Transdisciplinaridade pode levar abertura ao Direito Tributário

Autor

  • Marcos de Aguiar Villas-Bôas

    é advogado conselheiro da 1ª Seção do Conselho Administrativo de Recursos Fiscais (Carf) e ex-assessor para assuntos tributários da Secretaria de Assuntos Estratégicos da Presidência da República. Doutor em Direito Tributário pela PUC-SP e mestre em Direito pela UFBA.

18 de dezembro de 2013, 7h00

Nas breves linhas que aqui dispomos, não é possível explicar tudo o que a transdisciplinaridade representa após esses 43 anos de desenvolvimento, se contados a partir do momento em que Jean Piaget lhe nomeou. Para uma compreensão básica, vale a pena conhecer a Carta de Transdisciplinaridade, redigida em 1994, após o 1º Congresso Mundial de Transdisciplinaridade, por Lima de Freitas, Edgar Morin e Basarab Nicolescu[1].

A Carta de Transdisciplinaridade é iniciada por meio de um preâmbulo no qual se afirma a impossibilidade de “qualquer olhar global do ser humano” tendo em vista a amplitude que tomou o saber. Chegou-se um momento do conhecimento com tantas disciplinas e tanta profundidade, que um olhar global, totalizante, é considerado impossível. Não é esse o objetivo do pensamento transdisciplinar. Ele não pretende juntar todas as disciplinas e conhecer todas de uma vez, num eito açodado, motivo pelo qual não é uma proposta que leva a totalizações impossíveis, que ela mesma combate, e à falta de rigor científico.

Deste modo, a abertura do Direito Tributário não significa estudá-lo aleatoriamente, sem método, procurando conciliá-lo com todo tipo de saber. A abertura representa uma necessidade de enfrentamento dos problemas concretos e se valendo, de modo integrado e inter-relacional, dos conhecimentos produzidos por outras disciplinas, o que passa por propostas de Política Tributária e debates sobre Direito Tributário e moral, como aquele que vem ocorrendo hoje na Europa relativamente aos limites do planejamento tributário.

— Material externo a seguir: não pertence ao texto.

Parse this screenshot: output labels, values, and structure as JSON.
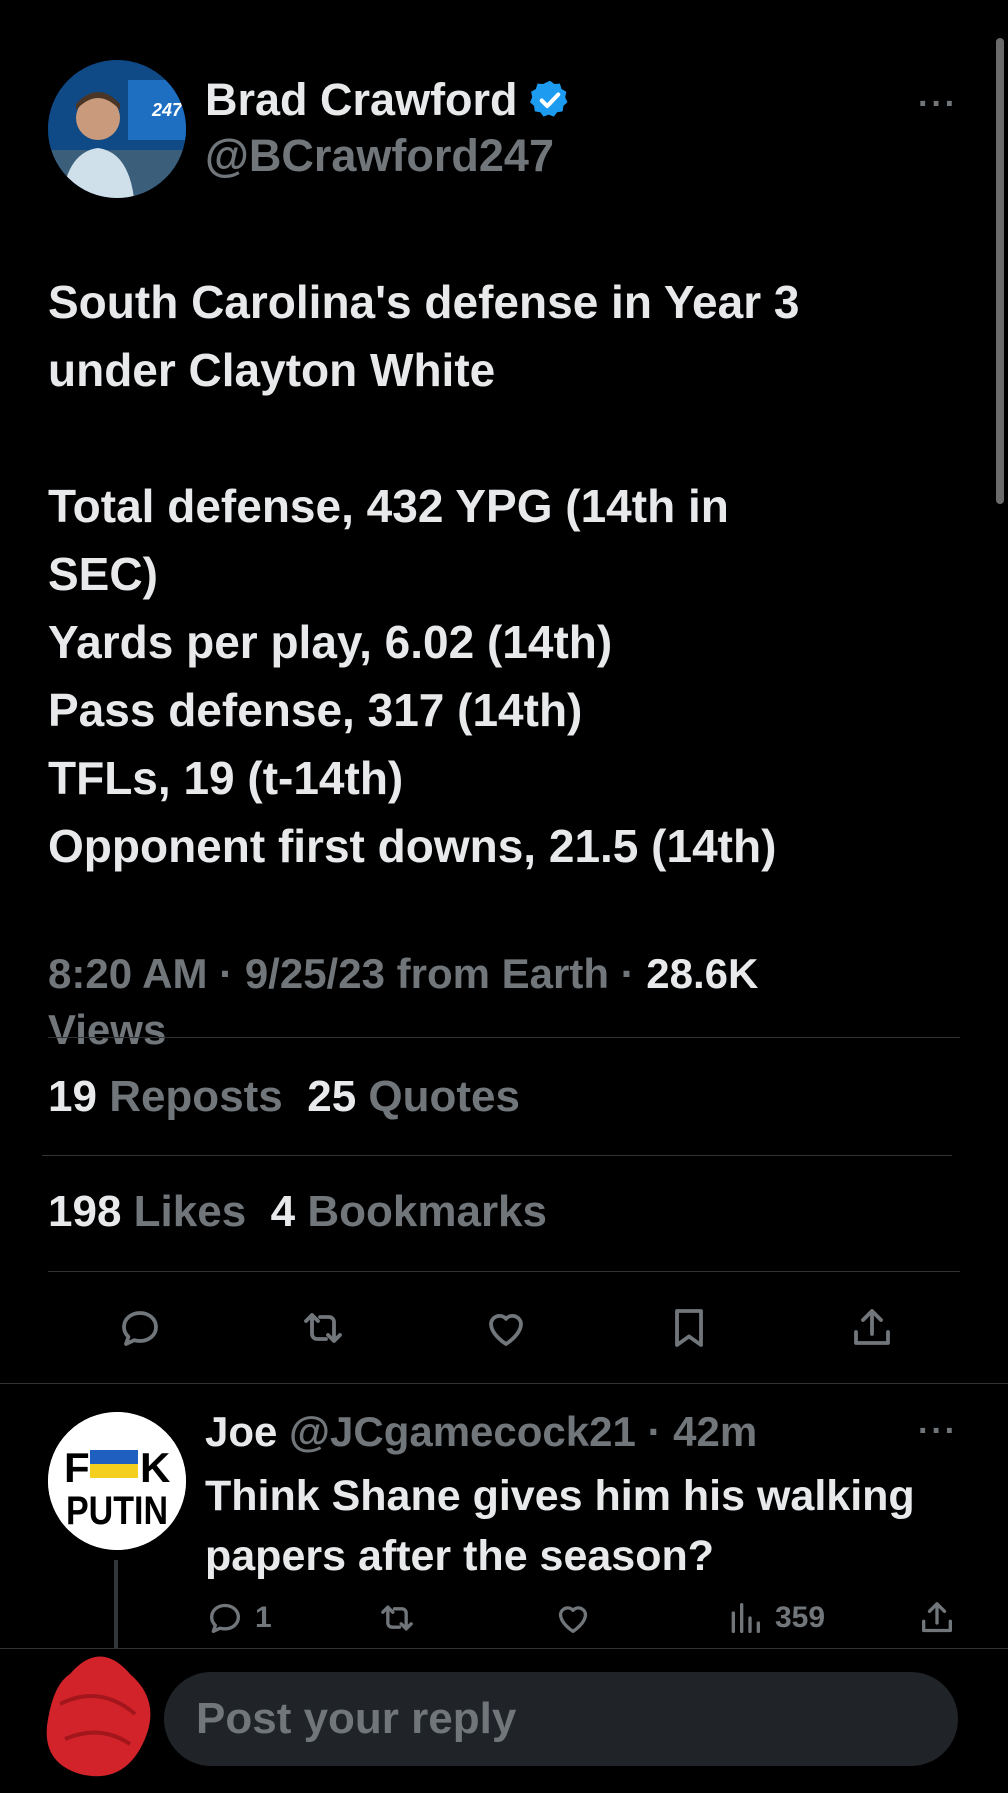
{
  "tweet": {
    "author_name": "Brad Crawford",
    "handle": "@BCrawford247",
    "avatar_logo_text": "247",
    "lines": [
      "South Carolina's defense in Year 3",
      "under Clayton White",
      "",
      "Total defense, 432 YPG (14th in",
      "SEC)",
      "Yards per play, 6.02 (14th)",
      "Pass defense, 317 (14th)",
      "TFLs, 19 (t-14th)",
      "Opponent first downs, 21.5 (14th)"
    ],
    "timestamp": "8:20 AM · 9/25/23 from Earth · ",
    "views_count": "28.6K",
    "views_label": "Views",
    "reposts_count": "19",
    "reposts_label": "Reposts",
    "quotes_count": "25",
    "quotes_label": "Quotes",
    "likes_count": "198",
    "likes_label": "Likes",
    "bookmarks_count": "4",
    "bookmarks_label": "Bookmarks"
  },
  "reply": {
    "name": "Joe",
    "handle_time": "@JCgamecock21 · 42m",
    "avatar_text_top": "F",
    "avatar_text_k": "K",
    "avatar_text_bottom": "PUTIN",
    "text": "Think Shane gives him his walking papers after the season?",
    "reply_count": "1",
    "views": "359"
  },
  "compose": {
    "placeholder": "Post your reply"
  },
  "colors": {
    "background": "#000000",
    "text": "#e7e9ea",
    "muted": "#71767b",
    "verified": "#1d9bf0",
    "scribble": "#d2232a"
  },
  "icons": [
    "more-icon",
    "verified-badge-icon",
    "reply-icon",
    "repost-icon",
    "like-icon",
    "bookmark-icon",
    "share-icon",
    "analytics-icon"
  ]
}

De outro lado, apesar de não ter pretensões totalizantes, o artigo 1º da Carta de Transdisciplinaridade é contundentemente contrário ao pensamento reducionista, ou seja, aquele voltado para definições que não levem em consideração as demais partes e as suas complexas interrelações. Edgar Morin explica que os princípios da emergência e da imposição se contrapõem e se conciliam em um sistema dinâmico e complexo, de modo que, em alguns momentos, a soma das partes excede o todo, mas, em outros, não. É, portanto, um caminho que primeiramente se aproxima da Filosofia Analítica, para logo em seguida se distanciar, mexendo nas bases sobre as quais o Direito Tributário brasileiro vem sendo construído.

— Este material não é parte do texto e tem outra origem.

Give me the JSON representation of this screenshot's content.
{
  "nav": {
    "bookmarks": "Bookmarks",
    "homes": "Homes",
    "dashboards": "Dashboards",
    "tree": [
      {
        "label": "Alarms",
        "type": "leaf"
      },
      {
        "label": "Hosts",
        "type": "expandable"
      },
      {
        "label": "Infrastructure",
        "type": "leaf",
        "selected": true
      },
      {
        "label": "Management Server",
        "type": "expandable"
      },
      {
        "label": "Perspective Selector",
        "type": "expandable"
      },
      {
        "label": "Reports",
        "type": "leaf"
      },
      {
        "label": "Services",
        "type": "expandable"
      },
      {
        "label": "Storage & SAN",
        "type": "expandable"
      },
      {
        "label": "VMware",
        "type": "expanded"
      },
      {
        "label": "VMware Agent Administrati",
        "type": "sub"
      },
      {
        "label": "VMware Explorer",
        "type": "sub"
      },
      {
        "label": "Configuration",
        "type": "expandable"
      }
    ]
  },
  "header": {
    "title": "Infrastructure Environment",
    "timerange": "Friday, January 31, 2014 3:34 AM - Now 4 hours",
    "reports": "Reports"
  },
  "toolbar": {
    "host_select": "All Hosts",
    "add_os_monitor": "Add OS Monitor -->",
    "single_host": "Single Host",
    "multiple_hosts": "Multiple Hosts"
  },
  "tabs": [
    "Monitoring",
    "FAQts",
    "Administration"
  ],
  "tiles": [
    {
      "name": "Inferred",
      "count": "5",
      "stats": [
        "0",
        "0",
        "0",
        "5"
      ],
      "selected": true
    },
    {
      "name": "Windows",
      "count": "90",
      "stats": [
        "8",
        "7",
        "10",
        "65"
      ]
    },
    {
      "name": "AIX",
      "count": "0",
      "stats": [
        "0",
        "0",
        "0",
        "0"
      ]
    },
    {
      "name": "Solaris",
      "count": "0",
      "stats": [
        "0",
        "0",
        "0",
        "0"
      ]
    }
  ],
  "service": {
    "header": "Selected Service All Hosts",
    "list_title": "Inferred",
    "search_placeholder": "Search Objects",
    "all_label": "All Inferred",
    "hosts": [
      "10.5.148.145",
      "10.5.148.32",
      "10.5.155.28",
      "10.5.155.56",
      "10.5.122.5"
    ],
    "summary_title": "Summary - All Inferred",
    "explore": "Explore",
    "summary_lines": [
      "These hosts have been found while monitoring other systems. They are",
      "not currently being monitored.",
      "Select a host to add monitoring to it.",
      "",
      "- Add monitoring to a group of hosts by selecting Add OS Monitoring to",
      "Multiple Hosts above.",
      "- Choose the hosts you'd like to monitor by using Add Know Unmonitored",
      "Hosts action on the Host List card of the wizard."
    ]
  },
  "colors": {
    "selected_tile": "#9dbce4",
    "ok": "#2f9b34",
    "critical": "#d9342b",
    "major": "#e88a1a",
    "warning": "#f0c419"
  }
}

Trata-se de proposta que conforma reducionismo e holismo, que não fica nem somente com as partes, nem olha diretamente e apenas para o todo, pois busca uma visão complexa do mundo e das suas interconexões, sugerindo uma dialética infinita entre partes e todo. Importante notar que J. C. Smuts, cuja obra sobre o holismo foi publicada em 1926, não reduzia o conhecimento ao todo, pois já tinha uma proposta de interrelação entre todo e partes. Alguns pensadores reducionistas, mais tarde, foram aqueles que utilizaram indevidamente a obra de Smuts para limitar o holismo ao conhecimento pelo todo. Considerando, então, a interrelação entre todo e partes, nota-se que os sistemas dinâmicos e complexos, a exemplo do direito, não são, portanto, lineares e sequenciais, porém circulares ou até espirais.

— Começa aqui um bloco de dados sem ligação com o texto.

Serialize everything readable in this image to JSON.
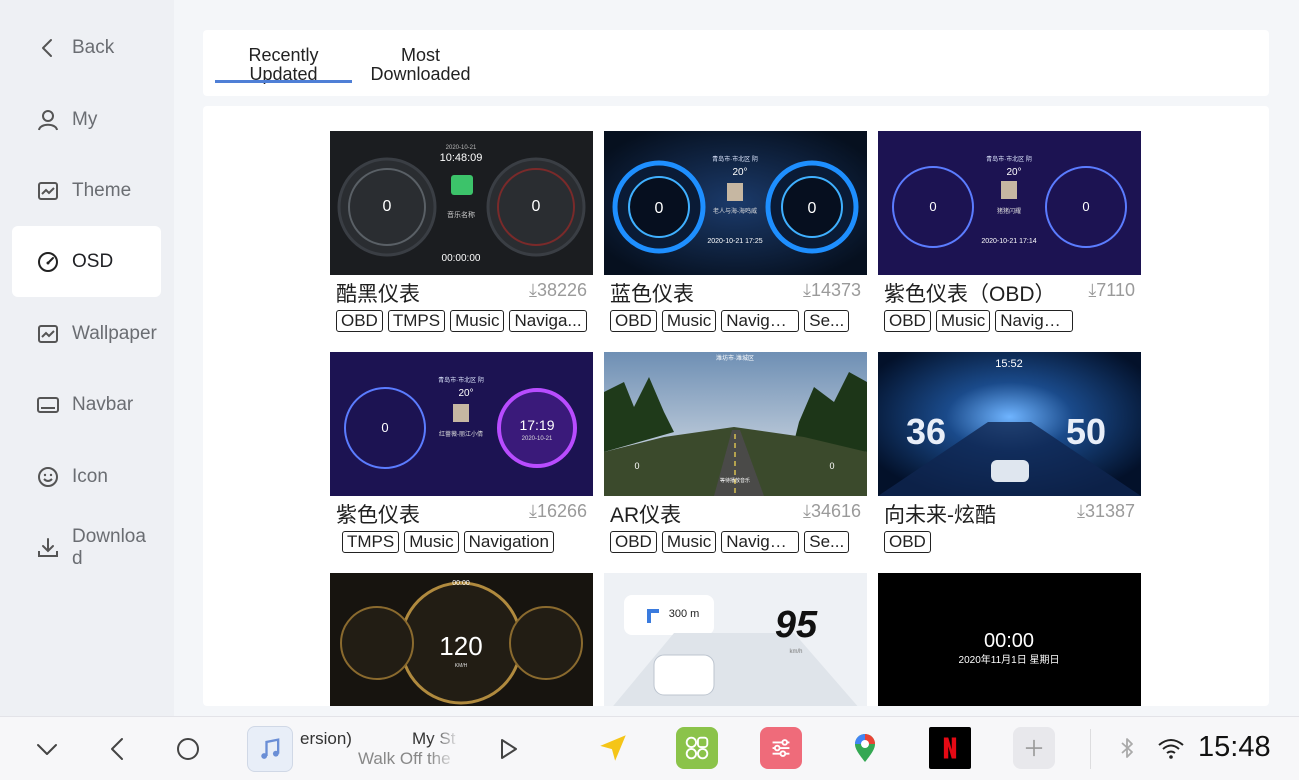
{
  "sidebar": {
    "items": [
      {
        "label": "Back",
        "icon": "back-chevron-icon"
      },
      {
        "label": "My",
        "icon": "person-icon"
      },
      {
        "label": "Theme",
        "icon": "image-icon"
      },
      {
        "label": "OSD",
        "icon": "gauge-icon",
        "active": true
      },
      {
        "label": "Wallpaper",
        "icon": "image-icon"
      },
      {
        "label": "Navbar",
        "icon": "navbar-icon"
      },
      {
        "label": "Icon",
        "icon": "smiley-icon"
      },
      {
        "label": "Download",
        "icon": "download-icon"
      }
    ]
  },
  "tabs": [
    {
      "label": "Recently Updated",
      "active": true
    },
    {
      "label": "Most Downloaded",
      "active": false
    }
  ],
  "cards": [
    {
      "name": "酷黑仪表",
      "downloads": "⤓38226",
      "tags": [
        "OBD",
        "TMPS",
        "Music",
        "Naviga..."
      ]
    },
    {
      "name": "蓝色仪表",
      "downloads": "⤓14373",
      "tags": [
        "OBD",
        "Music",
        "Navigation",
        "Se..."
      ]
    },
    {
      "name": "紫色仪表（OBD）",
      "downloads": "⤓7110",
      "tags": [
        "OBD",
        "Music",
        "Navigation"
      ]
    },
    {
      "name": "紫色仪表",
      "downloads": "⤓16266",
      "tags": [
        "TMPS",
        "Music",
        "Navigation"
      ]
    },
    {
      "name": "AR仪表",
      "downloads": "⤓34616",
      "tags": [
        "OBD",
        "Music",
        "Navigation",
        "Se..."
      ]
    },
    {
      "name": "向未来-炫酷",
      "downloads": "⤓31387",
      "tags": [
        "OBD"
      ]
    },
    {
      "name": "",
      "downloads": "",
      "tags": []
    },
    {
      "name": "",
      "downloads": "",
      "tags": []
    },
    {
      "name": "",
      "downloads": "",
      "tags": []
    }
  ],
  "thumbs": {
    "t1": {
      "date": "2020-10-21",
      "time": "10:48:09",
      "left": "0",
      "right": "0",
      "song": "音乐名称",
      "clock": "00:00:00"
    },
    "t2": {
      "city": "青岛市·市北区 阴",
      "temp": "20°",
      "left": "0",
      "right": "0",
      "song": "老人与海-海鸣威",
      "stamp": "2020-10-21 17:25"
    },
    "t3": {
      "city": "青岛市·市北区 阴",
      "temp": "20°",
      "left": "0",
      "right": "0",
      "song": "猪猪闪耀",
      "stamp": "2020-10-21 17:14"
    },
    "t4": {
      "city": "青岛市·市北区 阴",
      "temp": "20°",
      "left": "0",
      "time": "17:19",
      "date": "2020-10-21",
      "song": "红蔷薇-丽江小倩"
    },
    "t5": {
      "city": "潍坊市·潍城区",
      "left": "0",
      "right": "0",
      "footer": "等待播放音乐"
    },
    "t6": {
      "time": "15:52",
      "left": "36",
      "right": "50"
    },
    "t7": {
      "clock": "00:00",
      "speed": "120",
      "unit": "KM/H"
    },
    "t8": {
      "distance": "300 m",
      "speed": "95",
      "unit": "km/h"
    },
    "t9": {
      "time": "00:00",
      "date": "2020年11月1日 星期日"
    }
  },
  "bottombar": {
    "music": {
      "line1a": "ersion)",
      "line1b": "My St",
      "line2": "Walk Off the"
    },
    "clock": "15:48"
  },
  "colors": {
    "accent": "#4f7fd6",
    "active_bg": "#ffffff"
  }
}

A transdisciplinaridade pretende uma evolução no conhecimento humano atual, que foi construído por Galileu Galilei, Francis Bacon, René Descartes, Isaac Newton e outros autores da sua época. A despeito do legado de racionalidade, de busca por estudos metódicos, com rigor científico, com a utilização de conhecimentos lógico-formais etc., que nos levaram a inúmeros avanços nas mais variadas disciplinas; o caráter cartesiano, reducionista e mecanicista desse pensamento trouxe inúmeros problemas políticos, econômicos, sociais e ambientais, além de ter atravancado o avanço das disciplinas. Fritoj Capra demonstra bem isso nos seus livros, citando como exemplos a quebra desse pensamento tradicional que precisou ser feita para que a Matemática deixasse de se resumir às equações lineares e passasse a estudar as complexas (não-lineares), e a Física Clássica caminhasse para a Física Quântica.

O caráter egoístico do homem atual, unidimensional, voltado muitas vezes para uma acumulação de conhecimento, mas não de desenvolvimento de um ser interior, torna o mundo cada vez menos cooperativo e menos afetivo. Essa luta, quase sempre determinada por um fim de acumulação de capital, leva a uma desigualdade cada vez maior, que provoca um desequilíbrio insustentável. Daí ser necessário perceber que essa cumulação almejada por quase todos nos dias de hoje pode ser, logo em seguida, a sua própria desgraça. Essa concepção de mundo leva a um maior equilíbrio tributário, provocando os governos a não mais procurarem acumular capital, por meio da arrecadação, para pagamento de suas altas despesas estatais e práticas escusas. Sugere mais cooperação entre Fisco e contribuintes, complexa relação-base do Direito Tributário, pouco estudada no Brasil sob um viés pragmático.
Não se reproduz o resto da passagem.